Online dating of course.
I have talked about online dating in the past. Nothing has changed there. I’ve even mentioned what the different body types in online dating actually mean. Nothing has changed there either. Nothing has really changed at all, but I want to share a couple of things with you so that you’ll understand the mindset that I have when it comes to online dating.
Online dating is like fishing. You set up your profile, put up some pictures of yourself, put out a little “bio” about who and what you are, set preferences, etc and there you are. That’s your hook, line, reel, and bait.
I tend to start swiping right off the bat. If she’s attractive to me, I swipe right, click yes, etc. Otherwise it’s a no for me. I don’t bother with her location, her age, height, weight, kids or not, or anything in her bio, if she even has one. I can burn through 100 profiles in under an hour doing this. Then I get off the dating app and get back to life. Oh, and then there’s the one’s that will open you, but I’ll be coming back to this one shortly.

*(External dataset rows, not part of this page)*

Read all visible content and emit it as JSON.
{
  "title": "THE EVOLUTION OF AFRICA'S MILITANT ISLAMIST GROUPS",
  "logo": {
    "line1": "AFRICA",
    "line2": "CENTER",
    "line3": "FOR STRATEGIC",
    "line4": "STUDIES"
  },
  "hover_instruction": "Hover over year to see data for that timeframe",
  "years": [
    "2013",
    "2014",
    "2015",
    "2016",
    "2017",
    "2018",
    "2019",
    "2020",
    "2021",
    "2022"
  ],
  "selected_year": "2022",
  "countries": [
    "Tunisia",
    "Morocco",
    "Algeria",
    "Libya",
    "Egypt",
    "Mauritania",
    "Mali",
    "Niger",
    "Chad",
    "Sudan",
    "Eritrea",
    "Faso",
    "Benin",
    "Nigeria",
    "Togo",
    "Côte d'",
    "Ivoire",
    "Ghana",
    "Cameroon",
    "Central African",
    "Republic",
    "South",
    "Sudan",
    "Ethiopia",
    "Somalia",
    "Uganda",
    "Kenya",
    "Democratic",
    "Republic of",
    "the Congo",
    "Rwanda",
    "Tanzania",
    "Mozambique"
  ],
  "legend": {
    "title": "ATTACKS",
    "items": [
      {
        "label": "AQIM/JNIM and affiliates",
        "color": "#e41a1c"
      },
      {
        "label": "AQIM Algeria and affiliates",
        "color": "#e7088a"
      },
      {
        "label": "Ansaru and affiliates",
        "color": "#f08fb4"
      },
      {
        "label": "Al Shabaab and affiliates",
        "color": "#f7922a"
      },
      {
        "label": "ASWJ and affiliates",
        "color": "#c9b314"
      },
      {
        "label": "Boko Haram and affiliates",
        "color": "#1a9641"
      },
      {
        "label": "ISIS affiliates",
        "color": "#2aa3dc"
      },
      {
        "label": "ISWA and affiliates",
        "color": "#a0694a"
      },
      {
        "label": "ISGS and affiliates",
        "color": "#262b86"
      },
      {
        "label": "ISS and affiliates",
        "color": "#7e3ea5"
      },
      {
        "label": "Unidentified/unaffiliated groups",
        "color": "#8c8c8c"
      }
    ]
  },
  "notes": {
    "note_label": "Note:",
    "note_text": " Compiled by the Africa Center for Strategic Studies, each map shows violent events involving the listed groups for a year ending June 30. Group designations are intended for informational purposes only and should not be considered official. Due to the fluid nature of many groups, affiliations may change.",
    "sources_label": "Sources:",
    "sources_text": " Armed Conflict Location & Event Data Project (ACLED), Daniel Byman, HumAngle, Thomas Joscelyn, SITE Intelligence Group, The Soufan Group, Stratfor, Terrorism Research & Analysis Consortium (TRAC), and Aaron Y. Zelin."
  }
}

Inevitably, one or more of those swipes is going to match. Call it luck of the draw, law of averages, whatever you want. That’s when I’ll go back and look at the details. How far is she from me? Kids? Smokes? Drinks? Height? Weight? What she has to say about herself in her “bio?” All those things. If a bunch of red flags turn up there, mostly too far away, too many kids, too fat, or too bitchy, I’ll un-match and move on to the next one. If there’s nothing there that turns me off, I’ll start the banter. Then I’ll wait and see what if anything, happens there. Sometimes they hook and the texting takes off and sometimes it goes absolutely nowhere.
The main point I want to emphasize is that like a fisherman, you need to have patience. As of this writing, I have talked to no less than 8 women. That’s all in the last two weeks. 2 of them I have met for drinks, one I was supposed to meet and she flaked, a couple of others are still in the text/talk phase, and a couple are going nowhere fast.
Between work, my shows I do with Nick, Bull, Joe, and Jack, plus wanting “me” time to read, write, drink, and fucking sleep, I don’t have a ton of time to be bullshitting with the babes.
Part of that patience is also realizing that you’ll have “feast or famine” times. There’s been times in my past where I could “cast my line” and get nothing for literally months on end. Then out of nowhere, I get matches and women opening me and opportunities galore to the point that I can’t keep up with them. If I wanted to try that I would have to quit my job and just focus on pussy. So learn to have patience. In many ways, when it comes to online dating, you are playing a somewhat “long game.”
As a final thought: I have seen guys recently who have said some incredibly dense and stupid shit about how if a woman opens you, it’s “masculine.” Bullshit. It’s practically a done deal is what it is. She’s fucking interested, stupid. Don’t step on your own dick. The last women to open me, I have seen her a couple of times, she actually looks better in real life than she does in her pictures, and she hasn’t ghosted or flaked. She’s interested.
Do you know what types of women I find interesting and attractive? Women that are interested and attracted to me.
Learn patience and don’t step on your own dick.